|After the cremation in Sydney, the ashes of the submariners remained in Sydney, waiting for repatriation. For some time, they were sitting on the desk of Lieutenant John Acheson Burstal, who had been given a task of finding four large Japanese national flags to cover the caskets for the funeral the RAN held for the crew after their bodies were retrieved from the vessels.
The negotiation to exchange diplomatic personnel and civilians between Japan and the Allied countries progressed very slowly as it was a complex matter. Japanese civilians in Australia would travel to a port of a neutral country for a transfer to another boat for their journey to Japan. The same arrangement had to be made for the Allied civilians who were caught up in war in Japan and other occupied areas. Lourenšo Marques, now Maputo in Mozambique, was chosen as a suitable neutral port as it was under Portuguese control.
Shortly before departure, KAWAI Tatsuo, the Japanese diplomatic representative, was informed through the Swiss Consul-General in Sydney, H. Hedinger, that the ashes in a packet marked “J 4” were going to be sent to him. On 13 August 1942, KAWAI wrote to the Swiss Consul-General, reporting to him that the ashes were delivered to the Legation of Japan at Auburn in Victoria by the Swiss Consul in Melbourne, in person. KAWAI thanked Hedinger as well as the Australian authorities by saying that the thoughtful action by the Australian authorities would be “deeply appreciated not only by the relatives of the deceased but also ... by the whole of my fellow countrymen”. 
The exchange boat, the City of Canterbury, left Melbourne on 18 August 1942 with over 800 Japanese civilians. The submariners’ ashes were carried by KAWAI to his first-class cabin where he set up a simple altar to keep the ashes during the voyage to Africa. In order to decorate the altar, some pots of bonsai pine and oak trees and camphor branches were placed next to it. KAWAI told the submariners’ families after his arrival in Japan that he spent many hours contemplating the crew’s fate as he shared the journey across the Indian Ocean in the same cabin. He said, “These men engaged themselves in the Sydney attack even though they knew they could not return alive. I do not think I could do the same thing. What a heroic deed. I admire you as your sons or brothers were the ones who were so great.”  Incidentally, Rear Admiral Muirhead-Gould also made a similar comment about the submariners in his radio broadcast in Australia. KAWAI’s comment was widely reported throughout Japan and contributed to further heighten the reverence for the submariners.

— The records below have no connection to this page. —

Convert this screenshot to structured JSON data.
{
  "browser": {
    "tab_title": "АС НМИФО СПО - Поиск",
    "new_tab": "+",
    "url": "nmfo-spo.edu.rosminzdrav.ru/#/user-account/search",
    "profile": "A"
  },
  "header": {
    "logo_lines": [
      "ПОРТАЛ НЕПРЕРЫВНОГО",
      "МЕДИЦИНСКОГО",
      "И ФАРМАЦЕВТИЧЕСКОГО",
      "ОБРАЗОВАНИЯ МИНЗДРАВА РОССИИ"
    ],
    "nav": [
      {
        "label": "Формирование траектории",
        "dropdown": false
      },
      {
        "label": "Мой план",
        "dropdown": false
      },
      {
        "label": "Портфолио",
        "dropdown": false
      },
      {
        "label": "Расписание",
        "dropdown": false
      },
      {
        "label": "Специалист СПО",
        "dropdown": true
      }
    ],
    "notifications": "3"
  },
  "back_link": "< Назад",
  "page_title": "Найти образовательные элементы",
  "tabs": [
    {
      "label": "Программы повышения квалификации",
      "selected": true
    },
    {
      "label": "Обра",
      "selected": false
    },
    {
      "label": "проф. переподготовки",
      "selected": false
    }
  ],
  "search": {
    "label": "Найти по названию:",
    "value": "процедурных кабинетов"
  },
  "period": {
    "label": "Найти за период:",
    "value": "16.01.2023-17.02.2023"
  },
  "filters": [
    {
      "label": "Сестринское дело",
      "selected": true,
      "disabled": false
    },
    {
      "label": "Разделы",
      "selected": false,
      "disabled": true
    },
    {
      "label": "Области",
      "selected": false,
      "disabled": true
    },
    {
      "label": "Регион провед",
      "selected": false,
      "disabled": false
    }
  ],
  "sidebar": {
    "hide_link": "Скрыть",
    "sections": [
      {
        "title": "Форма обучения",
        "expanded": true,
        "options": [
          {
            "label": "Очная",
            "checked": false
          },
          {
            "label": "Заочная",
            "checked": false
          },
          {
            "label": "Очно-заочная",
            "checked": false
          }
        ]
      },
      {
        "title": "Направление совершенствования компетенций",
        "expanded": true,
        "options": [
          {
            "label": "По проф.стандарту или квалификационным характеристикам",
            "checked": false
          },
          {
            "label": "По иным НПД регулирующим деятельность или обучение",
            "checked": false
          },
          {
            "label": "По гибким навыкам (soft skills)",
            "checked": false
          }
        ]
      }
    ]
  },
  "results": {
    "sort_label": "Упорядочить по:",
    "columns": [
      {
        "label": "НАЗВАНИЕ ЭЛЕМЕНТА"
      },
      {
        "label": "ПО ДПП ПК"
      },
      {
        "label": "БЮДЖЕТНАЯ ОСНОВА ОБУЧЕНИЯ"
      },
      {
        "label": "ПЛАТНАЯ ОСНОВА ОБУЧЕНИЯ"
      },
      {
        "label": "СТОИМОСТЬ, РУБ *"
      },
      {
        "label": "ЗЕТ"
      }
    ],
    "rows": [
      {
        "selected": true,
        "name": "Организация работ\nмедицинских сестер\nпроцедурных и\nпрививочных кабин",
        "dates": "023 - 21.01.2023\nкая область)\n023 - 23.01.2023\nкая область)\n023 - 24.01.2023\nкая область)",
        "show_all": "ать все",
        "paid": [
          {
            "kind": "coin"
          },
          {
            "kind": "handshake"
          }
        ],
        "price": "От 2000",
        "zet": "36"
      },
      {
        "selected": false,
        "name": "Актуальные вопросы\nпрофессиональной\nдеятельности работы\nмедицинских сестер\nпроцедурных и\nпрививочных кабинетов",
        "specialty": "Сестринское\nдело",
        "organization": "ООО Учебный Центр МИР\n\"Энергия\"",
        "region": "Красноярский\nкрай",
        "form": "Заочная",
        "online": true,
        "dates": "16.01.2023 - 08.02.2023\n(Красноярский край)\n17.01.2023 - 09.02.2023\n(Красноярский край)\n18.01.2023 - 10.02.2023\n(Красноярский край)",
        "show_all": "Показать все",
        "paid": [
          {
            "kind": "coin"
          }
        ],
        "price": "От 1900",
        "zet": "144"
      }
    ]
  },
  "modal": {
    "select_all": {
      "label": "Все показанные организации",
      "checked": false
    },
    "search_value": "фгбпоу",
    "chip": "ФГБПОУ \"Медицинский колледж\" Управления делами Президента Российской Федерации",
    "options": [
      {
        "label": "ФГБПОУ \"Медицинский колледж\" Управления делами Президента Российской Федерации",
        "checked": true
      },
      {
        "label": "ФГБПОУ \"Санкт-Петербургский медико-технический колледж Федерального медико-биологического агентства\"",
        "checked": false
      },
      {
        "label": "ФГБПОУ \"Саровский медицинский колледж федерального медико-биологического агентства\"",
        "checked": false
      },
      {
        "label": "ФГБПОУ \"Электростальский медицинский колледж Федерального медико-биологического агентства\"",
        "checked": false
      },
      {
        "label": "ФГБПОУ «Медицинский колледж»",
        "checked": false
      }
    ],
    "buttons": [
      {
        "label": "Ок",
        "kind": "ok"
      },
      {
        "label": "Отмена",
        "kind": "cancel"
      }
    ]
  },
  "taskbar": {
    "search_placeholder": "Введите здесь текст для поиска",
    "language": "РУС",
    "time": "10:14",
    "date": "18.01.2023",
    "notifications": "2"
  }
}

When the City of Canterbury arrived in Lourenšo Marques, the ashes were carried out first from the ship as the passengers were transferred to a Japanese exchange boat, the Kamakura Maru. The First Class smoking lounge on the Japanese boat was designated as the sacred space where the ashes were placed. A commemorative ceremony was held during their journey back to Japan on 16 September during the voyage. The passengers were divided into seven groups and paid their respects at the altar. The boat called in Singapore before reaching Yokohama on 9 October 1942. The arrival of the ashes was publicised widely throughout Japan as the correspondents had already filed detailed reports of the Sydney attack and subsequent Navy funeral from Singapore. The entire nation was anticipating the arrival.
1. National Archives of Australia, (MP1185/8 1877/13/320). Letter from Tatsuo Kawai to H. Hedinger on 13 August 1942.